Critiquer l’eurocentrisme doit permettre enfin de mieux comprendre les ressorts des économies européennes, en dehors des images souvent avantageuses ou exagérées qui nous ont été inculquées. La difficulté essentielle ici réside en ce que les historiens de l’économie, souvent en toute bonne foi, constatant une supériorité évidente aujourd’hui de l’Occident, cherchent naturellement à trouver la clé de cette supériorité. Or, partant du constat de la supériorité de l’Ouest et de l’infériorité de l’Est, il est tentant de considérer que cette différence est là depuis toujours et que l’Est n’a rien pu apporter de décisif en la matière. En conséquence la supériorité de l’Ouest ne peut se trouver que dans quelque avantage spécifique, sans doute très ancien. Ainsi, dès qu’une singularité européenne se fait jour, elle est aisément prise comme point de départ et facteur causal : inventivité technique de la révolution industrielle, éthique protestante du 16e siècle, esprit de la Renaissance, concurrence dynamique entre royautés dès le Moyen Âge, etc. Il ne vient pas spontanément à l’esprit que le ou les facteurs explicatifs peuvent résulter précisément d’une interaction entre l’Europe et d’autres économies, à un moment plus avancées.

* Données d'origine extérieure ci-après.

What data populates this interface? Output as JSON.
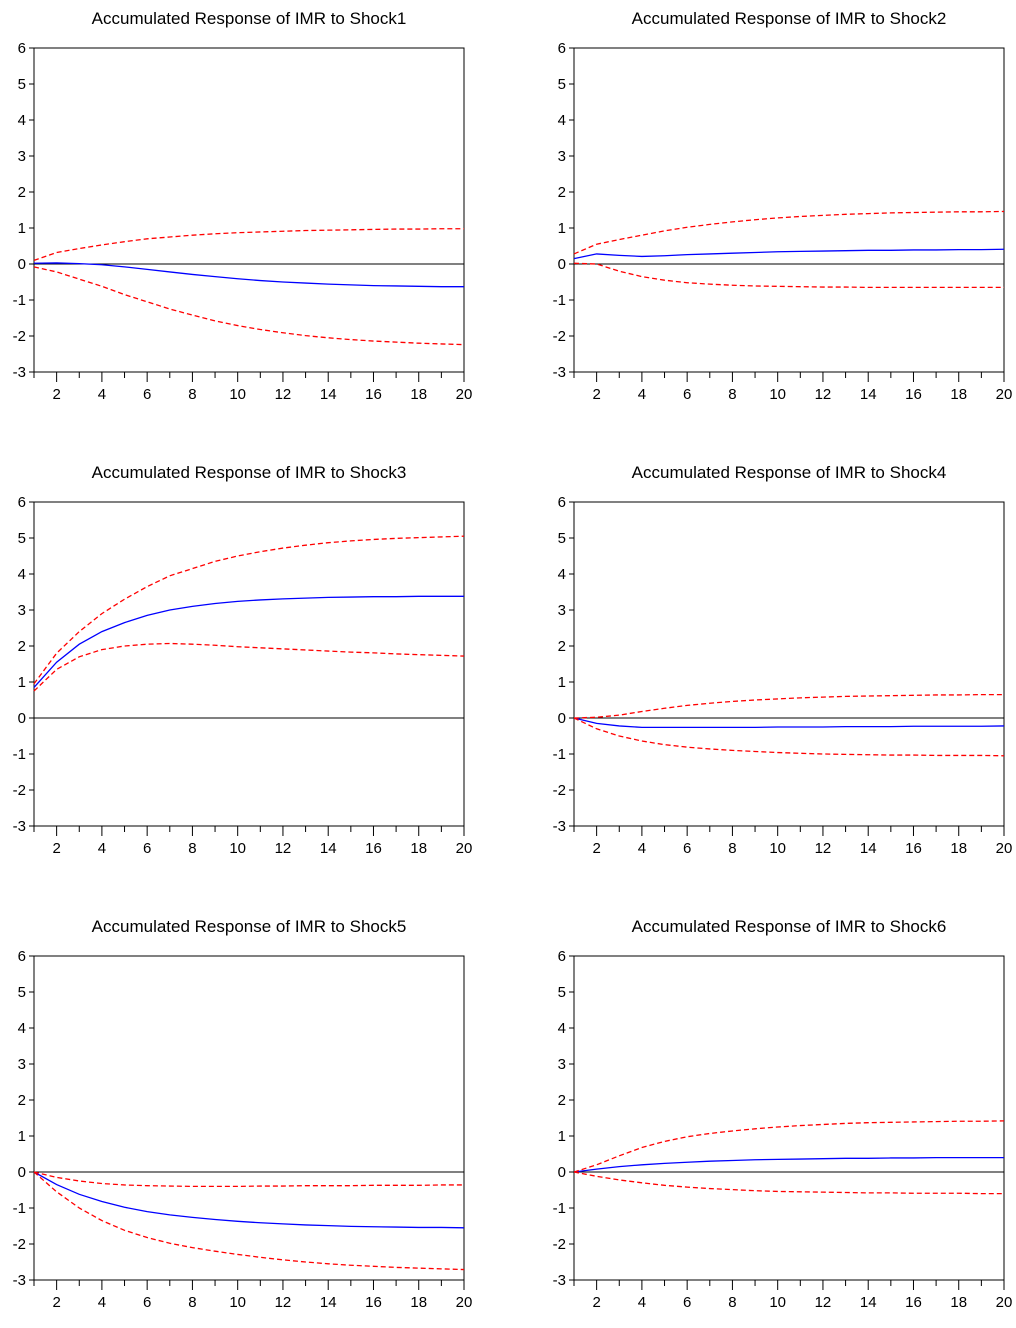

En ce sens, le projet de l’histoire globale apparaît parfaitement clair. Il y a cependant loin de la coupe aux lèvres… Nous verrons prochainement que les pièges de l’entreprise sont nombreux : risque de substituer un centrisme à un autre, danger de dépréciation systématique de l’entreprise occidentale, incapacité à penser le comparatisme en histoire. Comme nous le verrons, le problème méthodologique posé est tout sauf simple.

Une première version de ce texte est parue dans Philippe Norel, L’histoire économique globale, Paris, Seuil, 2009.


BLAUT J. [1993], The Colonizer’s Model of the World, New York and London, Guilford Press.

BLAUT J. [2000], Eight Eurocentric Historians, New York and London, Guilford Publications.

GOODY J. [2007], The Theft of History, Cambridge, Cambridge University Press.

HOBSON J. [2004], The Eastern Origins of Western Civilisation, Cambridge, Cambridge University Press.

RIST G. [1996], Le Développement. Histoire d’une croyance occidentale, Paris, Presses de Sciences Po.